Malheureusement, les « vraies innovations » sont rares sur le marché des boissons désaltérantes. La tâche des fournisseurs, comme celle des distributeurs d'ailleurs, est d'autant plus délicate que le goût des consommateurs est difficile à faire évoluer. Le thé glacé, dont tout le monde salue le dynamisme (+16,8 % en valeur), doit encore aujourd'hui 65 % de son chiffre d'affaires à un seul parfum : la pêche. Il y a plusieurs années, lorsque Casino a essayé d'introduire dans l'Hexagone le premier cola blanc, il a fait un véritable flop. Dans beaucoup de cas, le succès d'un lancement ne semble répondre à aucune logique. Le light, que tout le monde croyait passé de mode il y a à peine deux ans, effectue aujourd'hui un retour en force : +21 % dans le thé glacé, +18,6 % pour les colas. Dans un tout autre registre - et au risque de chagriner les nombreux détracteurs de la marque qui lui reprochent de ne pas être conforme à la législation française -, le cocktail survitaminé de Procter & Gamble, Sunny Delight, fait un malheur dans les magasins ou il est présent (essentiellement Carrefour, Casino et Primo). Certes, Sunny Delight ne représente que 0,8 % du chiffre d'affaires des soft-drinks. Mais le segment des boissons de l'effort, dans lequel ACNielsen « range » Sunny Delight, est aussi le plus dynamique : +20 %.

Un professionnel résume : « Innovation ou pas, la première préoccupation des distributeurs, c'est la marge, ce qui laisse peu de place aux initiatives. » Loin de démentir, Alexandre Mure, du marketing chez Leclerc, explique : « Les rayons ne sont pas extensibles à loisir. Nous sommes bien obligés d'adopter une attitude modérée si nous ne voulons pas pénaliser les grosses rotations. Le seul message à faire passer aux fournisseurs est que, plutôt que de multiplier les lancements, il y a d'autres urgences à régler, à commencer par les problèmes de ruptures de stocks, particulièrement dans les eaux et les soft-drinks. »

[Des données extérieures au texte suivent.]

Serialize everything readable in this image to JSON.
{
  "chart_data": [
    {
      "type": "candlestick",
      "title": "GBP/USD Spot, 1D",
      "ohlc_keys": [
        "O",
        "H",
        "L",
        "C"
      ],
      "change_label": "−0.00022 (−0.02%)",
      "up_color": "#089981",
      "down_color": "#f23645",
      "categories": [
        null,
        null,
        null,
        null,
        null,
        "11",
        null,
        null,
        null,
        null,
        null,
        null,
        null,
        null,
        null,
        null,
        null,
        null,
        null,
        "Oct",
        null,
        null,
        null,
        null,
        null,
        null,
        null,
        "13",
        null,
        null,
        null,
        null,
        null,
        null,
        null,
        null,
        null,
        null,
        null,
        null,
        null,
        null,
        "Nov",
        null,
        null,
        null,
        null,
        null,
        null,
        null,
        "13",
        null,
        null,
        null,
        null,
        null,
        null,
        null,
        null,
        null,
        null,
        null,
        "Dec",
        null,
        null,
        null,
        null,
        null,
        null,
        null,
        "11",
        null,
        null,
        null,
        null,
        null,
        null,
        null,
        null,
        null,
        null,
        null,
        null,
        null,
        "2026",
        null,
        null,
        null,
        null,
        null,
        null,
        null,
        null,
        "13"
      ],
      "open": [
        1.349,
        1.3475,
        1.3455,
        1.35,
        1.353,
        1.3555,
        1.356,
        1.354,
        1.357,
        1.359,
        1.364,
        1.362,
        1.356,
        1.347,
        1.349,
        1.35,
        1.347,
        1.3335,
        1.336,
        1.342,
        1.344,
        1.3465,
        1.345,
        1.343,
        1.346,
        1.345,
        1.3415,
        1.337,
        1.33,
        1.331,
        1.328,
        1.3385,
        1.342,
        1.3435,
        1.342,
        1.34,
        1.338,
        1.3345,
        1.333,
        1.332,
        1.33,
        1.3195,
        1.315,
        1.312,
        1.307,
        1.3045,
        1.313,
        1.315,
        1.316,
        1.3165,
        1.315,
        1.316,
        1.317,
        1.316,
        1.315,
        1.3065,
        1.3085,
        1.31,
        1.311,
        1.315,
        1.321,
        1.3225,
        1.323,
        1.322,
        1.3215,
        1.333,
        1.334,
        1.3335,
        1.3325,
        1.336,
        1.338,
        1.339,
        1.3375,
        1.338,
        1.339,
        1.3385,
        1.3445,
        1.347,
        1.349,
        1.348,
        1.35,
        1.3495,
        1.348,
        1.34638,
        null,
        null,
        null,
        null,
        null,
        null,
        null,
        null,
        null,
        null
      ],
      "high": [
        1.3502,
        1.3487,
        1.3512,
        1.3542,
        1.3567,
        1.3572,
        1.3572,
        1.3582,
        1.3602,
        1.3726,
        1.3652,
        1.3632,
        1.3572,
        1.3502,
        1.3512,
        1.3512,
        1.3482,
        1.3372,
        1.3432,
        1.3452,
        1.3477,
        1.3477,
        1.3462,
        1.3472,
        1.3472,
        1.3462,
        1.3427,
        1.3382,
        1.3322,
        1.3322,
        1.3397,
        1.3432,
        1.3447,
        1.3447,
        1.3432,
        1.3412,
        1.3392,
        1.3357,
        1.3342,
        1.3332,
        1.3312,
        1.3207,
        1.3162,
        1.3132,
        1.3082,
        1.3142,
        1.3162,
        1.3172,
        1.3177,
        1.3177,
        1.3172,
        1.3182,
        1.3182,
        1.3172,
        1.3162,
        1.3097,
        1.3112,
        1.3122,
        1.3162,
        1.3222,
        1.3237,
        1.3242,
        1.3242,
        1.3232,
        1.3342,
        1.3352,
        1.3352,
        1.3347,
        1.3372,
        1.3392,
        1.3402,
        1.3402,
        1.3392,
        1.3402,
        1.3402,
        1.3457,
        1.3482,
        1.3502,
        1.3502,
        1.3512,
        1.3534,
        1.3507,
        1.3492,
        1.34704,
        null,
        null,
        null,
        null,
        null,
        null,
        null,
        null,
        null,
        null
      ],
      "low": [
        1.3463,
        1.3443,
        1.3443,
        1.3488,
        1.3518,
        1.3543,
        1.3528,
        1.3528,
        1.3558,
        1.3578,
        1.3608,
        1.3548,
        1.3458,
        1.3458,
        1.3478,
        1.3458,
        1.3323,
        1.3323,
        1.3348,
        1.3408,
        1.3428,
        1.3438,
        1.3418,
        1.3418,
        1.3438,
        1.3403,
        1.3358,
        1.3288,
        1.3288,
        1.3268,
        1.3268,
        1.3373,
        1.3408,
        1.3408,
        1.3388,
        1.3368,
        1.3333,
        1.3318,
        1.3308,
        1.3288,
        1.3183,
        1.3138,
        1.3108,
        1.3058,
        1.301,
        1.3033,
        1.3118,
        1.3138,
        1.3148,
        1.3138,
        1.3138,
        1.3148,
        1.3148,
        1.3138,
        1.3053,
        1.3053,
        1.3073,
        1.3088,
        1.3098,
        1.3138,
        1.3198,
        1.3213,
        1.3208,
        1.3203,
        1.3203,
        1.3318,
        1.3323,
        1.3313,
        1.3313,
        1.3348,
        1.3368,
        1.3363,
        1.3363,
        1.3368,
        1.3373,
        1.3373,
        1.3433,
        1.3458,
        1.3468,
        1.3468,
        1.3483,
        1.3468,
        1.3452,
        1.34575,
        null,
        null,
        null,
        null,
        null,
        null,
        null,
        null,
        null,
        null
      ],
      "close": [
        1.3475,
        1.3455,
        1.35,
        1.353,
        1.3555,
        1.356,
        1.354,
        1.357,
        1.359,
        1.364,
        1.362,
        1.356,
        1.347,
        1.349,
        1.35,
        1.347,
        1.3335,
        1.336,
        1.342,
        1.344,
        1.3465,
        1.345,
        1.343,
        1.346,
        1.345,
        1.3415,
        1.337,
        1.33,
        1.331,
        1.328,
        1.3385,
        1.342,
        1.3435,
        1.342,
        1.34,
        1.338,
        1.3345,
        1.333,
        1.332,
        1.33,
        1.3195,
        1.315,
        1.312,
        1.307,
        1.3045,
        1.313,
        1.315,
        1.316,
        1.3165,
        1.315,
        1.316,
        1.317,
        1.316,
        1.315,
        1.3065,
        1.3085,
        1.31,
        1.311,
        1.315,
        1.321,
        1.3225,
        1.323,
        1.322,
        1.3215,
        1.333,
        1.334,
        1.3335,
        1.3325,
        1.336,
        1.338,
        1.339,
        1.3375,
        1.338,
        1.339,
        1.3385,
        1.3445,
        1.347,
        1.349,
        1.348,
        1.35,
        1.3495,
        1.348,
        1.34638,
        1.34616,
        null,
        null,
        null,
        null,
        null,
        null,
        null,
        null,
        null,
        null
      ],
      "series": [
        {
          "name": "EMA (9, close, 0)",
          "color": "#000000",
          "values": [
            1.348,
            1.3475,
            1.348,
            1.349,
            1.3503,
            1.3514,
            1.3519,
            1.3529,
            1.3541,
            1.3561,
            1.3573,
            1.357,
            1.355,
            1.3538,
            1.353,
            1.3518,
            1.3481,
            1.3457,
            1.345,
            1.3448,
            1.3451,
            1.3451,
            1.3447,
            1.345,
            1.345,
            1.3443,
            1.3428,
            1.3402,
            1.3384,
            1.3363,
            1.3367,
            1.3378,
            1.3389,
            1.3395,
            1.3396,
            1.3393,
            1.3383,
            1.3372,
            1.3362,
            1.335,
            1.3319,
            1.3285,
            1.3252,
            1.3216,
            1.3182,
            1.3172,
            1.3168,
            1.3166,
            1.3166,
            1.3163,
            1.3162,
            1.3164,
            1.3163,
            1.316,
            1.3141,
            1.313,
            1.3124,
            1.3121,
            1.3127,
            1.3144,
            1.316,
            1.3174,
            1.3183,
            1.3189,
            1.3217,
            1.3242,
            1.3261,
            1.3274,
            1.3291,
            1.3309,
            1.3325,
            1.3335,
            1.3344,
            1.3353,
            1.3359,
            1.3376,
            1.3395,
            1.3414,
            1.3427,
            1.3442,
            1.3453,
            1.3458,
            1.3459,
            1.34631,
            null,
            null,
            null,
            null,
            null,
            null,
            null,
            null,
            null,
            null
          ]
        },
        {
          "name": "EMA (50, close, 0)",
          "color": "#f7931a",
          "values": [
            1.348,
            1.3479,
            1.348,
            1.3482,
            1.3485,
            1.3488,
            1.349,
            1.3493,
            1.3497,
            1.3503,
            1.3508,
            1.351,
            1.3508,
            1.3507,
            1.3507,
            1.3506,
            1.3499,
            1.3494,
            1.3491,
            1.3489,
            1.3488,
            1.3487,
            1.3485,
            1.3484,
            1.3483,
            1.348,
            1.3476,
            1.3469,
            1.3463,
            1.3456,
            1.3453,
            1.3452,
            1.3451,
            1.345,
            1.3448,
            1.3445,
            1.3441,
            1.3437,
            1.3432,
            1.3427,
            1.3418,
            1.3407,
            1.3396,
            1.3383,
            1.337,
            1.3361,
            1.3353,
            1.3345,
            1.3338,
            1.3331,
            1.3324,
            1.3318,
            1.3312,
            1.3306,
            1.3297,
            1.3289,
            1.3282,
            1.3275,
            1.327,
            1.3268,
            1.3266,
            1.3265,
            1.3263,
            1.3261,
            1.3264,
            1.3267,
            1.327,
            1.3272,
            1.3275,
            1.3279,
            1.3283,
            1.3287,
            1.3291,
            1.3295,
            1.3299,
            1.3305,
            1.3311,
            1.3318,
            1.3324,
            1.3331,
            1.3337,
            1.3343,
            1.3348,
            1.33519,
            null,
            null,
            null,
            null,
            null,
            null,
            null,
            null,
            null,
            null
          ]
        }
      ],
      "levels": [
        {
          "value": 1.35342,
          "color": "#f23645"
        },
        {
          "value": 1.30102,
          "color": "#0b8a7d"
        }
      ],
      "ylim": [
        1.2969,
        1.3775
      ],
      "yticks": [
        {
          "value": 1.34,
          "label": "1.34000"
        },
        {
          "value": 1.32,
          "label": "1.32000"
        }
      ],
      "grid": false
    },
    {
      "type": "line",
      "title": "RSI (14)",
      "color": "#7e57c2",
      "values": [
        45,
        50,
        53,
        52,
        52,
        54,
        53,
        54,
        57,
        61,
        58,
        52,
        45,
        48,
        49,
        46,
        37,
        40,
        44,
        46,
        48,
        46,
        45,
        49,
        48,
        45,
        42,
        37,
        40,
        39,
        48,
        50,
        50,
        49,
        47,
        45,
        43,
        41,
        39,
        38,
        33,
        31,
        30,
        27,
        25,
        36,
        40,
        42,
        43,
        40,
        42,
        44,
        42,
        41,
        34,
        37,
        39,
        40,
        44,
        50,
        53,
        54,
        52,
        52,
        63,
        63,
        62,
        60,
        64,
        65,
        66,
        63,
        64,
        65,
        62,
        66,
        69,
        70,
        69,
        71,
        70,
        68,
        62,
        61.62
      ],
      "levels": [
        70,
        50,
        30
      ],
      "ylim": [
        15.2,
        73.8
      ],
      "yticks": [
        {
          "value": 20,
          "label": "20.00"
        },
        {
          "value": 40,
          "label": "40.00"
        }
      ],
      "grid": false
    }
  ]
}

Comme le souligne Stéphanie Maquennehan, directrice grande consommation chez Claritas, la performance d'un rayon n'est pas uniquement liée à la qualité de l'assortiment, ni aux nouveautés. « L'amplitude des achats tient aussi au trafic, au profil des consommateurs, à l'implantation géographique des points de vente. » Le manque à gagner d'Auchan dans les jus de fruits (9,45 millions d'euros) s'explique en grande partie par la très forte présence de l'enseigne dans le nord de la France (87 en indice de régionalisation), une région sous-consommatrice par rapport à l'Ouest (113) ou le Sud-Ouest (98). La très bonne performance de Primo (Monoprix-Prisunic) sur le segment des jus fruits réfrigérés, surtout prisés en milieu urbain, n'est pas plus surprenante. La prise en compte de l'implantation géographique des magasins constitue un élément fondamental. L'enjeu est d'autant plus stratégique que toutes les enseignes proposent aujourd'hui à peu près la même offre, au même prix.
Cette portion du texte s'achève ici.